IB : La Tunisie est l’endroit où se développe mon travail. Je dirais que la France est plutôt la chambre noire, là où les choses murissent, et quand je vais là-bas, elles se projettent. Pour cette pièce, c’est particulièrement vrai sans doute à cause de la teneur lumineuse de cet endroit. Il y a une lumière incroyable, franche, incisive, qui crée une certaine matérialité et donne une matérialité aux choses. 

Avec la Tunisie, je pense qu’il y a quelque chose aussi de l’ordre d’une certaine incomplétude qui joue sur la question du natif. On dit pays natal, mais en fait, je voudrais plutôt dire que c’est l’endroit du natif. Un endroit où quelque chose, en ce qui me concerne, peut apparaître. Je sens qu’il y a une grande différence entre les deux, mais je ne pourrais pas dire exactement laquelle. Disons que c’est une distinction qui m’obsède en ce moment. 
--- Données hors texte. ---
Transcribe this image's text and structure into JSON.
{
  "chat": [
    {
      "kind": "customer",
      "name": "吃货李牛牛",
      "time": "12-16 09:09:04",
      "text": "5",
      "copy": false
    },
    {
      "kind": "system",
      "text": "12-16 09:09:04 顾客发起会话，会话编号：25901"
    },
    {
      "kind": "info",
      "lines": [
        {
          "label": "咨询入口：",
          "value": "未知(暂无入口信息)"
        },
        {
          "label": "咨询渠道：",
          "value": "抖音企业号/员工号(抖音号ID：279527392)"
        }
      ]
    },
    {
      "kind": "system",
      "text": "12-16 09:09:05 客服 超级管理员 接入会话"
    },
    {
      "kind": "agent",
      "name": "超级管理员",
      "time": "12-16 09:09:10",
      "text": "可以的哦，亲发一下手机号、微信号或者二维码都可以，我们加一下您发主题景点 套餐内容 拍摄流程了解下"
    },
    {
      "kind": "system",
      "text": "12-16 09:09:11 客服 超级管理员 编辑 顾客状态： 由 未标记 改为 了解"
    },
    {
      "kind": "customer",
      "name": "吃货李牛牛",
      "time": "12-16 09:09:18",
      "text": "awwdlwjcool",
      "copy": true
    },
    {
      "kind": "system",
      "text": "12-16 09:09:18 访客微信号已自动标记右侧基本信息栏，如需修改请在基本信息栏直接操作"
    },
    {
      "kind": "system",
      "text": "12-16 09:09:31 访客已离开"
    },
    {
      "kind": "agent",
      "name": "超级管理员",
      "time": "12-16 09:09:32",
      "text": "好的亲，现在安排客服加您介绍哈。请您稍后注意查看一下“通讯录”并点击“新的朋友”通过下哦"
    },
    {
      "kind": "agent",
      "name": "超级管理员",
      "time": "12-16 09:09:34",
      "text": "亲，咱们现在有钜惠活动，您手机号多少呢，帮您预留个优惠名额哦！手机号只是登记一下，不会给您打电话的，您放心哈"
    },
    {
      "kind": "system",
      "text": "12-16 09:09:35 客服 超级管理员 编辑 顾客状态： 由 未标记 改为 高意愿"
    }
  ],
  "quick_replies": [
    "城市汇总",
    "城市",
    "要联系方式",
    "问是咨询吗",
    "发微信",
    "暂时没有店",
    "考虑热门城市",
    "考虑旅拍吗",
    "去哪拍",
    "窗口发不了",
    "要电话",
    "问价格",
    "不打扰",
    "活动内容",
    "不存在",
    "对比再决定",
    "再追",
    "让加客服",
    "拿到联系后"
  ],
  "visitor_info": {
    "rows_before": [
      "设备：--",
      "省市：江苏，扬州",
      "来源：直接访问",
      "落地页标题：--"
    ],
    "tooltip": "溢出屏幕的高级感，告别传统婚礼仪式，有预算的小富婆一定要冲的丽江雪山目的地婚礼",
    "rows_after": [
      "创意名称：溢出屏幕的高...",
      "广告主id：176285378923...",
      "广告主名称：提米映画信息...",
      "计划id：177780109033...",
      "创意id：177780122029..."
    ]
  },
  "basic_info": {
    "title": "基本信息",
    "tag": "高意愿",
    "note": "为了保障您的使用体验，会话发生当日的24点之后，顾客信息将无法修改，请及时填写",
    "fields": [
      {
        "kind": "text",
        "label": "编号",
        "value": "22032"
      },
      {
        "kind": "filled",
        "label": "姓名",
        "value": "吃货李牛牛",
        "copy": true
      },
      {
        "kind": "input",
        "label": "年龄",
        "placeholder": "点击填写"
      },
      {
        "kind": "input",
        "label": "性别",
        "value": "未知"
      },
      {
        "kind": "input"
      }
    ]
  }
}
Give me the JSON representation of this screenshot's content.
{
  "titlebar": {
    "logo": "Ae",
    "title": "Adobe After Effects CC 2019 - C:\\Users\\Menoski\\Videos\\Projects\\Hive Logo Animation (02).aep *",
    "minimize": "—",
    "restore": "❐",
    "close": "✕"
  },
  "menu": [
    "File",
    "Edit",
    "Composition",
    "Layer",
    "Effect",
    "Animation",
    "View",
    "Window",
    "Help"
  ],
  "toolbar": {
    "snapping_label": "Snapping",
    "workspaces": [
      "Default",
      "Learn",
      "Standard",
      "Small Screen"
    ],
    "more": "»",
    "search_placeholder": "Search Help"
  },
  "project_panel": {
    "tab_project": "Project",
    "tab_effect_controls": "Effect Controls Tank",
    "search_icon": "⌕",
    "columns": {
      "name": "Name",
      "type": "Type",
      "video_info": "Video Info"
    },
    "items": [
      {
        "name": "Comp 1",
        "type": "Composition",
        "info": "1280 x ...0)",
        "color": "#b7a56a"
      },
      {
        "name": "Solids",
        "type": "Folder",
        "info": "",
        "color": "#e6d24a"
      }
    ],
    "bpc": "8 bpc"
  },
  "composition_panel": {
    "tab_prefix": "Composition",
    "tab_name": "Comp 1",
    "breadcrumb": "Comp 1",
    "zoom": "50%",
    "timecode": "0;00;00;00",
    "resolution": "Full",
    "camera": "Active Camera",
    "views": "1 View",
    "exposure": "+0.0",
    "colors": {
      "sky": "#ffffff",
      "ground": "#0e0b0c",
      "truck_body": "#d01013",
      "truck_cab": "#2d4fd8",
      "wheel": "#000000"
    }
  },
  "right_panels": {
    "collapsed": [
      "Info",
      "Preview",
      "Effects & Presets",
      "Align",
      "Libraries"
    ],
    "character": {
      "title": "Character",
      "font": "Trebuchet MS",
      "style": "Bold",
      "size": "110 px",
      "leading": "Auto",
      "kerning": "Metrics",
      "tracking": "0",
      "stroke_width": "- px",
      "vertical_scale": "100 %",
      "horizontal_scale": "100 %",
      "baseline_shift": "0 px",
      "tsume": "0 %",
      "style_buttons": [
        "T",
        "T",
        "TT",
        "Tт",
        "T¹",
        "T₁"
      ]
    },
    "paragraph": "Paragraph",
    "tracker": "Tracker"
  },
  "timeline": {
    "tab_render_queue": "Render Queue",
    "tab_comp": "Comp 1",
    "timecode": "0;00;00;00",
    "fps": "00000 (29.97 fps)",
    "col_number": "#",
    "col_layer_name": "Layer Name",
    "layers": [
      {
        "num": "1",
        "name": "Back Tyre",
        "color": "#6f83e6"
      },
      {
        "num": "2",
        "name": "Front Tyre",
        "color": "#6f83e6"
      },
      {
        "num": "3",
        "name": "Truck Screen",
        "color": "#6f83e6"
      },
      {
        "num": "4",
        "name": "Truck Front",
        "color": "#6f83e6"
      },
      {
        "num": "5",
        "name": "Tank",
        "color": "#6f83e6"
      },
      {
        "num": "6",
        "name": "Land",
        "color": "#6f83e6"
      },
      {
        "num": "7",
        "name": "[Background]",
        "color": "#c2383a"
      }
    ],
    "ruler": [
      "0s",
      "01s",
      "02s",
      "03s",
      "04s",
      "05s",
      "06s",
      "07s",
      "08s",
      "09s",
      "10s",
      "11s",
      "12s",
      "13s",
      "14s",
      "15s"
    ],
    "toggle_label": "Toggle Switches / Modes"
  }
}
Il me semble en tout cas qu’avec le natif, on sort de l’origine pour entrer dans un autre rapport au temps, dans quelque chose de plus énergétique, de plus élémentaire. Et c’est d’ailleurs parce que je n’avais pas saisi cette distinction que j’ai longtemps mis de côté la figure de la Tunisie, alors qu’elle est fondamentale pour moi. Donc pour en revenir à la question, si cette œuvre dit quelque chose de la Tunisie, c’est plutôt de l’ordre de l’énergie, de cette lumière à laquelle j’ai moi-même été très exposé.

La Ligne fantôme est en tout cas une œuvre fondamentale dans mon travail, qui a fait germer des problématiques qui sont toujours présentes dans ma démarche (le rapport au temps, la question de l’exposition et de la sous-exposition, la question de la mécanique, du module, la question de la projection, la Tunisie…) et qui continue de m’accompagner.